It happened again today. I was just starting to feel comfortable. No one had asked me questions regarding my race in so long, I thought I was in the clear. I had even began bragging about it. I live in San Diego, California; last stop before Mexico, incredible tourist destination and a major refugee relocation area. I felt elated to be included in the “melting pot” of race, color and ethnicity, presumably the cultural and ethnic diversity makes for a more cognizant population, right? This was naive of me. I realized this when my co-worked asked: “What are you”?
I should have known, it’s inevitable, I should start marking my calendar, try to find a pattern of some sort, maybe it’ll sync up with some astronomical event; Mercury is in retrograde, Venus is in Scorpio and there’s a full moon tonight.

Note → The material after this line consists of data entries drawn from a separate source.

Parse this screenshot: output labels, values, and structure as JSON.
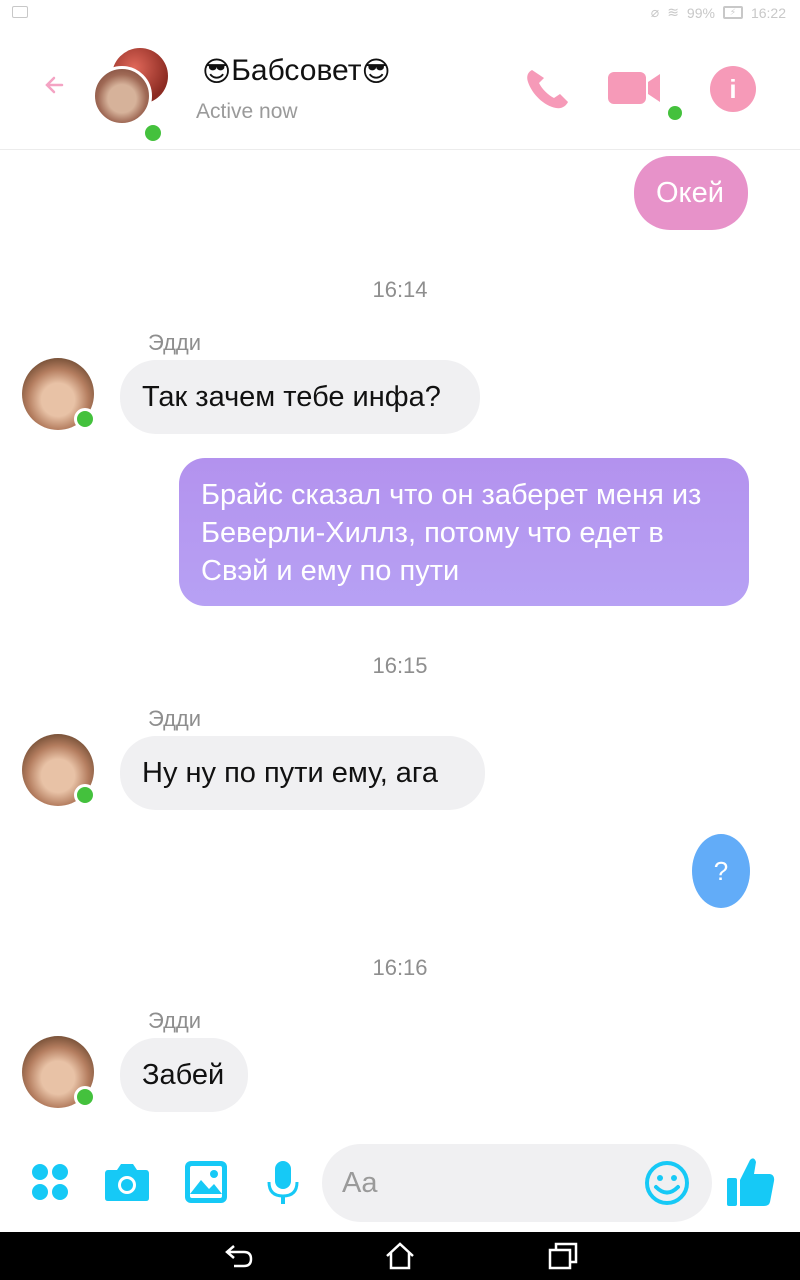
{
  "status_bar": {
    "battery": "99%",
    "time": "16:22"
  },
  "header": {
    "title_prefix_emoji": "😎",
    "title": "Бабсовет",
    "title_suffix_emoji": "😎",
    "status": "Active now"
  },
  "messages": [
    {
      "type": "outgoing",
      "style": "pink",
      "text": "Окей"
    },
    {
      "type": "timestamp",
      "text": "16:14"
    },
    {
      "type": "incoming",
      "sender": "Эдди",
      "text": "Так зачем тебе инфа?"
    },
    {
      "type": "outgoing",
      "style": "purple",
      "text": "Брайс сказал что он заберет меня из Беверли-Хиллз, потому что едет в Свэй и ему по пути"
    },
    {
      "type": "timestamp",
      "text": "16:15"
    },
    {
      "type": "incoming",
      "sender": "Эдди",
      "text": "Ну ну по пути ему, ага"
    },
    {
      "type": "outgoing",
      "style": "blue",
      "text": "?"
    },
    {
      "type": "timestamp",
      "text": "16:16"
    },
    {
      "type": "incoming",
      "sender": "Эдди",
      "text": "Забей"
    }
  ],
  "composer": {
    "placeholder": "Aa"
  },
  "colors": {
    "accent_pink": "#f69ab8",
    "accent_cyan": "#16c9f6",
    "online_green": "#44c13d"
  }
}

I could live with that, actually I’d love to blame anything other than pure ignorance.
“Like, what are you mixed with”? I squirm, squint, scratch my head because I am always caught off guard. They stare and stare and stare as if trying to see though my skin to my DNA. The asker always assumes that I have an answer at the ready and should fire away, without hesitation. But I always pause… And there’s an uncomfortable silence…I use this time to play out a few potential scenarios.
For instance, I could lie. I used to lie when I was in middle school. My best lie was inspired by a boy. In 8th grade there was a new kid, George. He had raven hair and bronze skin and his eyes were fiery hazel, he was autumn in the flesh. Superficially we bore a slight resemblance to each other. I admit to being fascinated by him, but like all boys in middle school he was kind of a jerk. In my curious way, eavesdropped as he fielded that same questions I did, “What are you”? our peers would ask. He always answered confidently that he was Egyptian. Thereafter, I was enamored with the idea of being Egyptian, all I knew of the country was mummies, pharaohs and Cleopatra. For an mythology and antiquities nerd like myself, that was all I needed. So, I decided to be Egyptian, if anyone would ask. And they did. And they believed me. I looked exotic, this made sense.

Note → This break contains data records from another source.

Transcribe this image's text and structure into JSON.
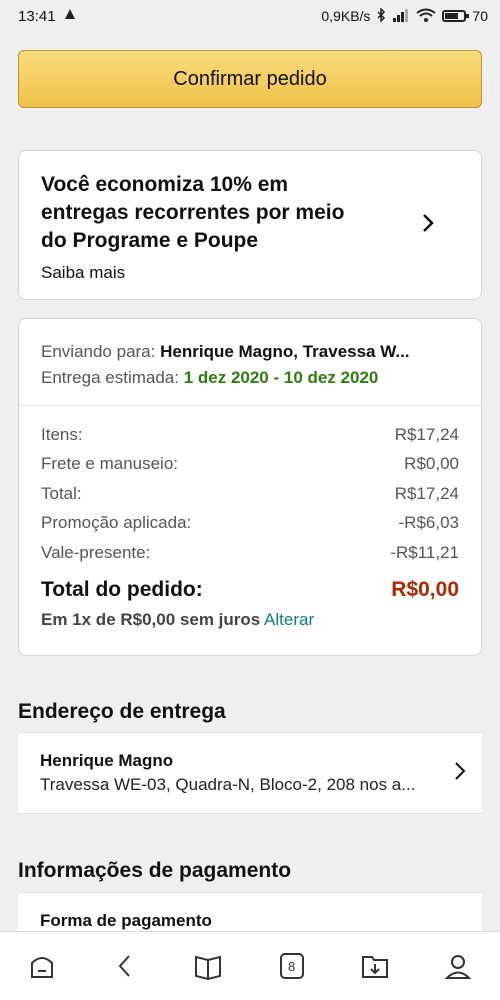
{
  "status_bar": {
    "time": "13:41",
    "speed": "0,9KB/s",
    "battery": "70"
  },
  "confirm_button": "Confirmar pedido",
  "promo": {
    "title": "Você economiza 10% em entregas recorrentes por meio do Programe e Poupe",
    "link": "Saiba mais"
  },
  "shipping": {
    "to_label": "Enviando para:",
    "to_value": "Henrique Magno, Travessa W...",
    "eta_label": "Entrega estimada:",
    "eta_value": "1 dez 2020 - 10 dez 2020"
  },
  "summary": {
    "rows": [
      {
        "label": "Itens:",
        "value": "R$17,24"
      },
      {
        "label": "Frete e manuseio:",
        "value": "R$0,00"
      },
      {
        "label": "Total:",
        "value": "R$17,24"
      },
      {
        "label": "Promoção aplicada:",
        "value": "-R$6,03"
      },
      {
        "label": "Vale-presente:",
        "value": "-R$11,21"
      }
    ],
    "total_label": "Total do pedido:",
    "total_value": "R$0,00",
    "installments": "Em 1x de R$0,00 sem juros",
    "change_link": "Alterar"
  },
  "address": {
    "section_title": "Endereço de entrega",
    "name": "Henrique Magno",
    "line": "Travessa WE-03, Quadra-N, Bloco-2, 208 nos a..."
  },
  "payment": {
    "section_title": "Informações de pagamento",
    "label": "Forma de pagamento"
  },
  "bottom_nav": {
    "tabs_count": "8"
  }
}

Having been raised in the church I feel as though my skin is burning and years are being taken away from me each time I lie. But that pales in comparison to the steal look George gave me when he overheard me blatantly lying about being Egyptian, appropriating his ethnicity; a precocious little Rachel Dolezal in the making. His goldenrod eyes could have turned onyx. We never spoke after.
I wish I could say I never embellished the truth of my heritage after that day, but that wouldn’t be true. But I wouldn’t lie today.